MAXIMILÍANO DURÓN/ARTNEWS
MAXIMILÍANO DURÓN/ARTNEWS
As the ancient proverb goes: more moving than a selfie is the sight of one’s own visage rendered in vapor and then vanished, with just a memory fleeting in the ether. Anyone uncertain about the truth of such wisdom can put it to the test at the Armory Show by way of an artwork by Rafael Lozano-Hemmer.
Filling the Focus section booth for the Max Estrella gallery, which is based in Madrid, the work engages the phenomenon of pareidolia, which accounts for the mind’s habit of seeing things or finding patterns where none exist—“like if we look at a cloud and see a face or an animal,” Estrella, the gallery director, said.
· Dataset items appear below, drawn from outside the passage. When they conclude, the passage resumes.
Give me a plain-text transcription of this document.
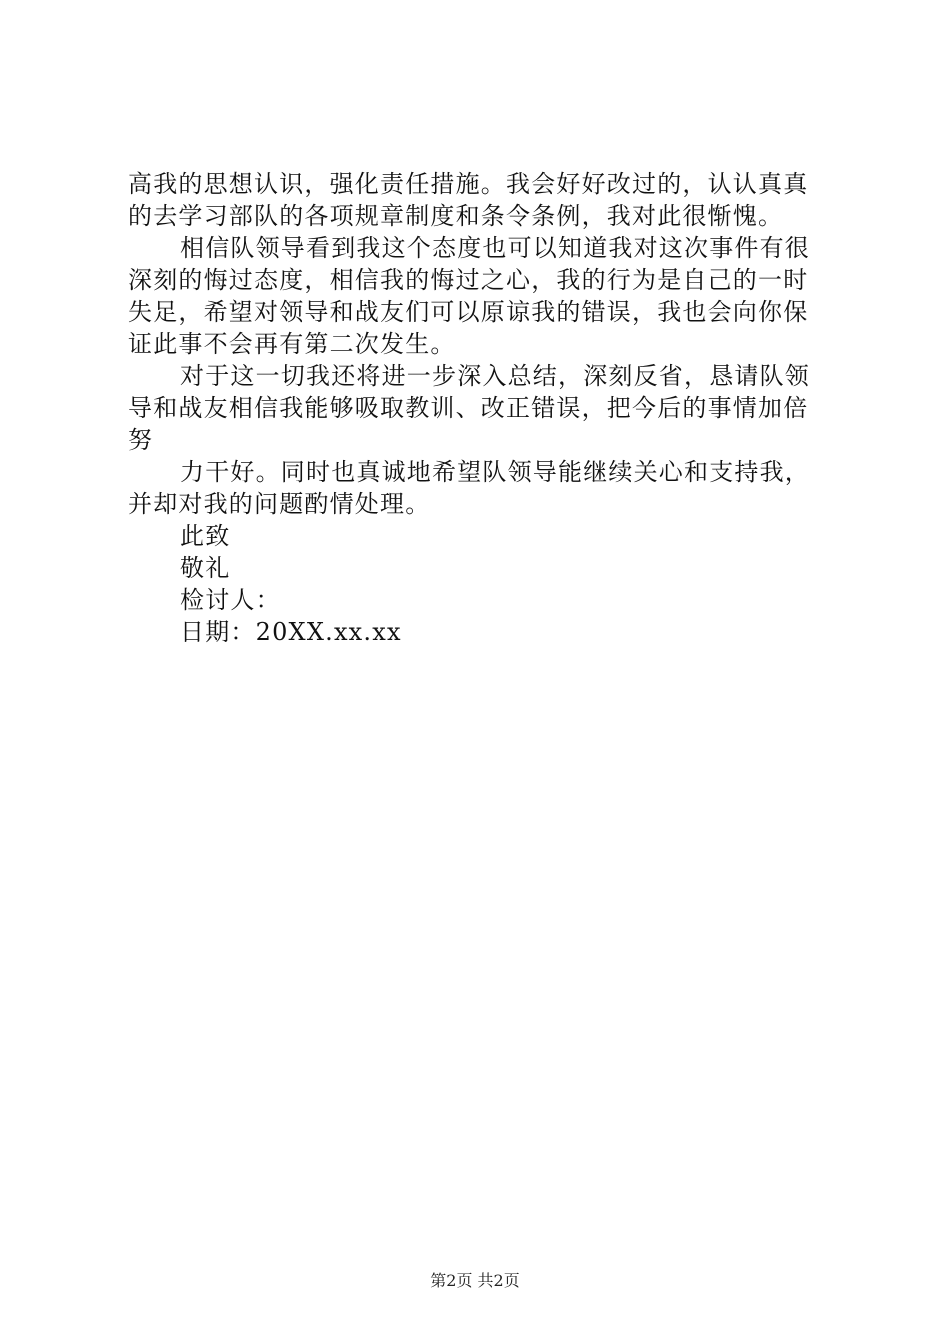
高我的思想认识，强化责任措施。我会好好改过的，认认真真
的去学习部队的各项规章制度和条令条例，我对此很惭愧。
相信队领导看到我这个态度也可以知道我对这次事件有很
深刻的悔过态度，相信我的悔过之心，我的行为是自己的一时
失足，希望对领导和战友们可以原谅我的错误，我也会向你保
证此事不会再有第二次发生。
对于这一切我还将进一步深入总结，深刻反省，恳请队领
导和战友相信我能够吸取教训、改正错误，把今后的事情加倍
努
力干好。同时也真诚地希望队领导能继续关心和支持我，
并却对我的问题酌情处理。
此致
敬礼
检讨人：
日期：20XX.xx.xx
第2页 共2页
When a viewer stands in position atop two footprints on the floor, a camera snaps an image and then—by means too beautiful and perplexing to beg for questions that might demystify—an image of the viewer’s face takes shape by way of jets shooting tiny streams of vapor. Shortly after that, a series of screens on a wall nearby projects the face for just a moment, before all reverts back to nothingness again.
About Lozano-Hemmer’s work, a hit with passersby, Estrella said, “He talks about it as a presence but also pre-science—when you are working with intuition toward understanding something that you cannot talk about exactly.”